A range of psychological factors were found to be associated with FCR. There was some evidence for an association between FCR and other forms of psychological distress (i.e. depression) although the designs of the studies did not allow for consideration of the directionality of such relationships. In addition, there was evidence that FCR is associated with poorer mental-health-related quality of life. Further studies examining the development of FCR and its relationship to other aspects of psychological distress (i.e. depression) would contribute to the understanding of the trajectory of FCR and inform the development of interventions targeting FCR and other components of psychological distress. Such interventions to date have focussed on reducing fear of recurrence, targeting illness perceptions and inappropriate checking behaviour using a form of cognitive behavioural therapy [68] or reducing psychological distress in general among survivors using a group intervention [69].

Family factors (including family stressors and social support) [30] and gender appeared unrelated to FCR although this may reflect that few studies have examined these factors to date. The majority of studies were conducted with female cancer patients (gynaecological and breast cancers); therefore, the role of gender requires further exploration employing larger samples of mixed-gender cancer types.

The primary studies presented in this review had a range of limitations that need to be considered. The majority of the studies recruited homogenous samples in that participants were mostly White, well-educated and married. In addition, a number of the studies acknowledged the small samples sizes recruited and in some cases the low initial response rates for recruitment into the studies. Although reported response rates varied, the majority of studies reported little about non-responders. Given that more distressed individuals would be less likely to respond, then the prevalence of FCR may be underestimated in these studies. Additionally, FCR was assessed using a variety of measures, making it difficult to compare across studies. Some measures relied on a single item, which could be considered less reliable and more likely to increase the error variance in the sample. Furthermore, the measures used were not appropriate to determine if the observed levels of FCR were of clinical significance. The acquisition of such information would be useful to inform the development of interventions aimed at reducing FCR.
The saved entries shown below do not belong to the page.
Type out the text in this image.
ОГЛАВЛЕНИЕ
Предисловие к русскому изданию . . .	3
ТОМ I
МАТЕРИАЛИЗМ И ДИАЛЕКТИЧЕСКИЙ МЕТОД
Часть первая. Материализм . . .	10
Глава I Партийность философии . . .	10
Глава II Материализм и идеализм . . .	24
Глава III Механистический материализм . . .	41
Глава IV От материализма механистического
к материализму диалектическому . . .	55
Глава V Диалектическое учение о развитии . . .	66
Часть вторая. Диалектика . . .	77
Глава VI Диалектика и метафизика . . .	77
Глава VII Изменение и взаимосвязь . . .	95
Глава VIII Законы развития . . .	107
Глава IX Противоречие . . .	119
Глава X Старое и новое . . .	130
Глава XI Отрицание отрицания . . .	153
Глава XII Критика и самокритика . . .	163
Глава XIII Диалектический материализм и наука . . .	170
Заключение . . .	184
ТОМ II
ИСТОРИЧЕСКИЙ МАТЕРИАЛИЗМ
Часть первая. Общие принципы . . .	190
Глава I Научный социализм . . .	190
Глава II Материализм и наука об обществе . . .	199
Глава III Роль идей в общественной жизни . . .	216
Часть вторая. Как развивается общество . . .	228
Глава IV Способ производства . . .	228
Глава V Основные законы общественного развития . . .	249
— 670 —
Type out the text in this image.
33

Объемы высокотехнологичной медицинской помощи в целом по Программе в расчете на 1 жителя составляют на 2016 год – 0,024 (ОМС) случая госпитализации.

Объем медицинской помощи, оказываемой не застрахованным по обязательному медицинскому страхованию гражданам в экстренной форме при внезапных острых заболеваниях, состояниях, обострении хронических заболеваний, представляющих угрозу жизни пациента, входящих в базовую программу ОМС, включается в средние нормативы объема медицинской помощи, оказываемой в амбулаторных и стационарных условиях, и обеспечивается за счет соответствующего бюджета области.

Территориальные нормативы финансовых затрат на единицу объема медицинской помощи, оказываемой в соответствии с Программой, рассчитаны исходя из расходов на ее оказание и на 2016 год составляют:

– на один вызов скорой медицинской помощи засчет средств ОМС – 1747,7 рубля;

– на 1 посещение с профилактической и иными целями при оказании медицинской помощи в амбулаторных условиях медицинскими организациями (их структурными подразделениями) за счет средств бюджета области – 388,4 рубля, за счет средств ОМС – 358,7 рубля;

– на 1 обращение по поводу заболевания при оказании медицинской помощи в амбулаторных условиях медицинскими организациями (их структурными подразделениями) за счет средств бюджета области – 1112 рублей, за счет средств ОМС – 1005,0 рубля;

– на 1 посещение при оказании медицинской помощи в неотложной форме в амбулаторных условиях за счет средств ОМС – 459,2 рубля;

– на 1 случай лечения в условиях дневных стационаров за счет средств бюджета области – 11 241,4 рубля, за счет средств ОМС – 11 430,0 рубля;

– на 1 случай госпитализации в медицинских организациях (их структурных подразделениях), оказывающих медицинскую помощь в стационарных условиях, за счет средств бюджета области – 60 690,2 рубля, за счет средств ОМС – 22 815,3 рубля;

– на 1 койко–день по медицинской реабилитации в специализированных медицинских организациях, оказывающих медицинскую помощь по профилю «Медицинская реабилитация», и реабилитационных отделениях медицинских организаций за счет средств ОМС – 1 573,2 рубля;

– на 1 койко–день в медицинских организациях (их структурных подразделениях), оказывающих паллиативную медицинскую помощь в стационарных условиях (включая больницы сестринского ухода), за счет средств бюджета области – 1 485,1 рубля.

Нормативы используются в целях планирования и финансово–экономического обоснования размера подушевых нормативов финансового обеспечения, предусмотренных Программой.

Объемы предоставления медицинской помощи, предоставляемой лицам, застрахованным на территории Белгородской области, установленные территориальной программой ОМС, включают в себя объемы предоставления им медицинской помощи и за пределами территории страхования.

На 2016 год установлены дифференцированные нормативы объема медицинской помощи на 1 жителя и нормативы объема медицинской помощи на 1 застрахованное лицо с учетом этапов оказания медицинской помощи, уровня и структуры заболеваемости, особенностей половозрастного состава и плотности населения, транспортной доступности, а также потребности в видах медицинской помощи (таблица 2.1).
The designs of the studies reported in this review varied. Cross-sectional studies do not allow for changes in FCR over time to be observed and may be prone to recall bias on some of the measures used. Eleven studies utilised longitudinal designs, and although the attrition rates across time points were generally low, these designs incorporated relatively short follow-up periods. This would limit the assessment of the stability of the FCR profile over the survivorship trajectory. Furthermore, the designs utilised did not allow for the assessment of pre-treatment levels of distress or the identification of factors associated with the development of FCR. Such information would help the targeting and timing of interventions to reduce FCR among cancer survivors.

The review demonstrates that FCR is a common response to a cancer diagnosis and the associated treatments. The current literature in this field does not allow one to determine the factors contributing to the development of FCR or to determine the stability of FCR over the survivorship trajectory. Further research is necessary to identify the key predictors of FCR among cancer survivors to identify at-risk groups and key factors to be targeted in an intervention. This review highlights the importance of managing the physical and emotional consequences of cancer; however, further research is necessary to target interventions and to determine the timing of such interventions to reduce FCR among cancer survivors and support patients at risk of FCR [31]. This review provides a first step towards meeting this aim.